Getting in the Rhythm

Atrial fibrillation (AFib) affects more than 2 million people in the United States and 15 percent of strokes are a result of untreated atrial fibrillation. Untreated AFib gives you a five times greater risk of stroke. Almost one in five strokes are caused by AFib.

But most people don’t know what AFib is, have never heard of it, and don't know whether they have it.

AFib is a condition where your heart beats irregularly. This causes your atria (the upper chambers of your heart) to beat too fast and irregularly -- to fibrillate -- preventing blood from being fully pumped out to your ventricles (the lower chambers of your heart). (Here is an animation of AFib.)

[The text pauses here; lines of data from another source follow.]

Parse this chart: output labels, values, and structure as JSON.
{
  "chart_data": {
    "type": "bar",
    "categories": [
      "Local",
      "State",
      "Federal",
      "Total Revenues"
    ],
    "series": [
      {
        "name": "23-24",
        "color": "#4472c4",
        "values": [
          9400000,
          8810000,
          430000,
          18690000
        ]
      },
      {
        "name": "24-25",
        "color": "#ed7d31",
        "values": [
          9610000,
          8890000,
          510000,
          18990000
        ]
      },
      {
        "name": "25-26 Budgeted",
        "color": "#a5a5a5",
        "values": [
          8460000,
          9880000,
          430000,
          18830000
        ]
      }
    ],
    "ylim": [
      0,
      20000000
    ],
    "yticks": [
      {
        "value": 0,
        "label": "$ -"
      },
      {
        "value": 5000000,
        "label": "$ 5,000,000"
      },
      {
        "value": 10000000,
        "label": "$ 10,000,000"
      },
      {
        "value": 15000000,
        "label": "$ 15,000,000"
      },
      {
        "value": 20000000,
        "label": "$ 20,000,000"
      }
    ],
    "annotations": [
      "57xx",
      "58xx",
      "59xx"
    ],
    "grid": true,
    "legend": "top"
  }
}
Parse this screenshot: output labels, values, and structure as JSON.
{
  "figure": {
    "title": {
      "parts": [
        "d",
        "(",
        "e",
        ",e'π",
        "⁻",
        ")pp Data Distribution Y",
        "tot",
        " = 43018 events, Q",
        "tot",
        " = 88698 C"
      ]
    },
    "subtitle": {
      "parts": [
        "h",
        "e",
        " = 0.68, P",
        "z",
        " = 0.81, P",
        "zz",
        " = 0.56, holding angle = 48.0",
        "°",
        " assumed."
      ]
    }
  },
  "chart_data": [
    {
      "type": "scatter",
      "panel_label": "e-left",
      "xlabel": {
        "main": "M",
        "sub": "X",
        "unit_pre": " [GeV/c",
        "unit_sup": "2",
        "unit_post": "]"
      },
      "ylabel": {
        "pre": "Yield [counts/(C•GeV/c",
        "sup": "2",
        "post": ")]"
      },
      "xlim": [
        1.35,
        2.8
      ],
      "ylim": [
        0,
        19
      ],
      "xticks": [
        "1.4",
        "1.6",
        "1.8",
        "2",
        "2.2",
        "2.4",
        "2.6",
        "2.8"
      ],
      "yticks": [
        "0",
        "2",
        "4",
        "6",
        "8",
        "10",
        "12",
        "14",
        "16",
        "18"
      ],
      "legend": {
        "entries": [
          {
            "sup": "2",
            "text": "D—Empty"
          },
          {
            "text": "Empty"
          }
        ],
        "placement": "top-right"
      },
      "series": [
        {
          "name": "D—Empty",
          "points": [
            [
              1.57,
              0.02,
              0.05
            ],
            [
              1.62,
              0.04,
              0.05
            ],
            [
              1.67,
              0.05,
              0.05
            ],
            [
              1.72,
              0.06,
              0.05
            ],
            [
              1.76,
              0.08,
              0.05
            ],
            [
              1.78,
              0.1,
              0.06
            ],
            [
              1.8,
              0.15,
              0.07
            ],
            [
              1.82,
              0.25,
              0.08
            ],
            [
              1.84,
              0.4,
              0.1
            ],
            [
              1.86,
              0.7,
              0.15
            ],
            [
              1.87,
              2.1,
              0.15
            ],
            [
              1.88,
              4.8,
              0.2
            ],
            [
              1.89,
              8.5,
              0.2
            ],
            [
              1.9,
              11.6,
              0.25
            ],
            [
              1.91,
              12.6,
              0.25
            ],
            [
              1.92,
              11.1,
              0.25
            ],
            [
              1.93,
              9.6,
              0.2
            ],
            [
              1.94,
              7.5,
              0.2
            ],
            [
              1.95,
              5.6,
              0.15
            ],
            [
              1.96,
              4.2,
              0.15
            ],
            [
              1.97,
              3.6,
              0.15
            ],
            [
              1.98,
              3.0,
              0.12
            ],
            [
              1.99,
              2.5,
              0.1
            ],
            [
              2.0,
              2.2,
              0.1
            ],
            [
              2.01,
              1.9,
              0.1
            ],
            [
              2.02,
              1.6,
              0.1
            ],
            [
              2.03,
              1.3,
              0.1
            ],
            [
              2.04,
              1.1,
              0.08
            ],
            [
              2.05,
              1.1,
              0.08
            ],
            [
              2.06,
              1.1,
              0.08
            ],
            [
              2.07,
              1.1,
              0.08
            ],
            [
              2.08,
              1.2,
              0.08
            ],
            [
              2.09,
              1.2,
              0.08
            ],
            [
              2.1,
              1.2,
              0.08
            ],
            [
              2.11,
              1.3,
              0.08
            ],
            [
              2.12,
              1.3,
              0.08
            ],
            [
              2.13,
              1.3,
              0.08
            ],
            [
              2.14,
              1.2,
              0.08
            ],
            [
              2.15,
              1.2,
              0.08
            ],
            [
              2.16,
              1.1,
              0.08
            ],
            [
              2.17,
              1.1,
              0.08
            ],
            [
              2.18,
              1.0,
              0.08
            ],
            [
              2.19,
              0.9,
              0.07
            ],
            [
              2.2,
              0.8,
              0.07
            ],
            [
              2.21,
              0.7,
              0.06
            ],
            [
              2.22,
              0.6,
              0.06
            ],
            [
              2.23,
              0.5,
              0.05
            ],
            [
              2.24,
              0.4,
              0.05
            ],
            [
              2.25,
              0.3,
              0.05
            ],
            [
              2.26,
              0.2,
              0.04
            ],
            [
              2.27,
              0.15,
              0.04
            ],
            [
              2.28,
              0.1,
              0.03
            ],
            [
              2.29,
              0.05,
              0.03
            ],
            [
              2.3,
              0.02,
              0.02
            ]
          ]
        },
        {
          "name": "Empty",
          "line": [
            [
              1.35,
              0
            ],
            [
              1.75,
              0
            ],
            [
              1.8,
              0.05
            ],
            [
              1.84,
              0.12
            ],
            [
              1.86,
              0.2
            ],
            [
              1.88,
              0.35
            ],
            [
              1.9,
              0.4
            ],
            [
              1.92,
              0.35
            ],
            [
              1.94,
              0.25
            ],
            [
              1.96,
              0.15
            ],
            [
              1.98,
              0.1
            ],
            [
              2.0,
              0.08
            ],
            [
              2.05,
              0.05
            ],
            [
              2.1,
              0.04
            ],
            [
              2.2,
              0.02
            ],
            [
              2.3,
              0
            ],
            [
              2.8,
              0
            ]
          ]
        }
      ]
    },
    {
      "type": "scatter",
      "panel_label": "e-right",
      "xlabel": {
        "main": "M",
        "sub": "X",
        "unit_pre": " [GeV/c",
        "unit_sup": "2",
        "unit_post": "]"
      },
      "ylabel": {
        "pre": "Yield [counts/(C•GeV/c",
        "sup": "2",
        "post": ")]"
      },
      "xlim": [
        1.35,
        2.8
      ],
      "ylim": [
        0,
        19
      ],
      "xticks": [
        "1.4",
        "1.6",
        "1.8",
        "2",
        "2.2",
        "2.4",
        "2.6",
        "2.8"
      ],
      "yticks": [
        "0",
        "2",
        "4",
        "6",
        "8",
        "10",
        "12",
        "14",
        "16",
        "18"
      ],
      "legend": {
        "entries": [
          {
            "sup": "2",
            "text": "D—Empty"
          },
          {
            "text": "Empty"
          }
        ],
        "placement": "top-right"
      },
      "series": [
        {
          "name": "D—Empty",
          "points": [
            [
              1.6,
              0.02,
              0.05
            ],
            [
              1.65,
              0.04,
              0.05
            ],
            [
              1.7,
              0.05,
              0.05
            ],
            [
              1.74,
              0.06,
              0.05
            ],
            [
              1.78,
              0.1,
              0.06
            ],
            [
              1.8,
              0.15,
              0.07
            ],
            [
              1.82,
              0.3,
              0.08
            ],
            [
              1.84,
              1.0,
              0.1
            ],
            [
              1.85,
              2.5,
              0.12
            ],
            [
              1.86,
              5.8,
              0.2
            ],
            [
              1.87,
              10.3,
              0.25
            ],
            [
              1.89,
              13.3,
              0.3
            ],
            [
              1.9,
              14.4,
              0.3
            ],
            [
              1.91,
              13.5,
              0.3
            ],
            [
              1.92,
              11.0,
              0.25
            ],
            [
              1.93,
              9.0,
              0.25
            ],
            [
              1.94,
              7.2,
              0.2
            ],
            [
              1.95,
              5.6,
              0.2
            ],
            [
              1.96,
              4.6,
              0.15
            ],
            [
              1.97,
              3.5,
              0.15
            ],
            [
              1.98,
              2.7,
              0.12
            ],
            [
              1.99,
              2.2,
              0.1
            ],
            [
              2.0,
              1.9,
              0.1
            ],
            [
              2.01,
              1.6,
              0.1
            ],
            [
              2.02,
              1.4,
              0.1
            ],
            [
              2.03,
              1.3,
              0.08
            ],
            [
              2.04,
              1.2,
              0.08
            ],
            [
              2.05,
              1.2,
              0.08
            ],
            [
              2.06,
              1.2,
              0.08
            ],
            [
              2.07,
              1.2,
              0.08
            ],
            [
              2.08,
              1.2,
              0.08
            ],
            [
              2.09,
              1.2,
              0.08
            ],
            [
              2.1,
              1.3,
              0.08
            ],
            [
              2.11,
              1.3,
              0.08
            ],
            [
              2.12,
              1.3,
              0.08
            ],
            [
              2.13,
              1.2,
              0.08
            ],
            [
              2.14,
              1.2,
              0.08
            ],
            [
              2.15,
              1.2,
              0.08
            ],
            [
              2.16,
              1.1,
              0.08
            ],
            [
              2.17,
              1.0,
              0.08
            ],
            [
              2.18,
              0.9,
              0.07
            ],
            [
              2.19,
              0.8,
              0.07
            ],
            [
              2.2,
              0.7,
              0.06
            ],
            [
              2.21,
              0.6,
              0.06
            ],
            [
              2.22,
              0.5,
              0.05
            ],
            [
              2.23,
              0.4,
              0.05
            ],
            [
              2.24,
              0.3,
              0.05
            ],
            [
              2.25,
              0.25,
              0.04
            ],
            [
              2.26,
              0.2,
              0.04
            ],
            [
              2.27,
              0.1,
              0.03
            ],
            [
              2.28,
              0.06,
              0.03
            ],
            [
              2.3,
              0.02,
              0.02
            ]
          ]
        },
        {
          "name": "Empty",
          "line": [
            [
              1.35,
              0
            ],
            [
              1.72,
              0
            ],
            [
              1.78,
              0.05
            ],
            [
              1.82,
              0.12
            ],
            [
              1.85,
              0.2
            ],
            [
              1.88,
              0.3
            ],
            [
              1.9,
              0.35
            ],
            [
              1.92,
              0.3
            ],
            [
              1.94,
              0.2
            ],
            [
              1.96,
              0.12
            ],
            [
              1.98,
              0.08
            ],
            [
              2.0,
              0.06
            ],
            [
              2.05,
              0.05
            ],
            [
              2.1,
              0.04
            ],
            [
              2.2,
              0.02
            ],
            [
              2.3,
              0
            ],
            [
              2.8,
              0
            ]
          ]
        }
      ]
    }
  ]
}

When this happens, the blood can sometimes pool in your heart and form a blood clot. The clot can travel to your brain and cause a stroke. And because long-term AFib can lead to other heart issues, a AFib stroke is often a more serious stroke.

The symptoms of AFib
While some people with AFib have no symptoms, others may experience one or more of the following:
  • Racing, irregular heart
  • Fluttering in the chest
  • Heart palpitations
  • Dizziness
  • Shortness of breath
  • Chest pain
  • Weakness
  • Faintness
  • Fatigue when exercising
  • Sweating
Management of AFib
  • For stroke prevention, most people with AFib take older anticoagulants or the newer ones.
  • To control heart rate, most people take beta blockers.
  • To convert an irregular heartbeat to a normal heartbeat using electrical or chemical means, cardioversion is a noninvasive approach
  • AFib is a leading risk factor for stroke.
  • AFib is more common in people over age 60.
  • AFib is often asymptomatic, making it difficult for people to know that they have it.
  • AFib can be successfully managed with the help of a healthcare professional.
  • About 15% of all people who have strokes also have AFib.
  • Knowing about and properly managing your AFib can prevent you from having a stroke.
  • Up to 80% of strokes in people with AFib can be prevented.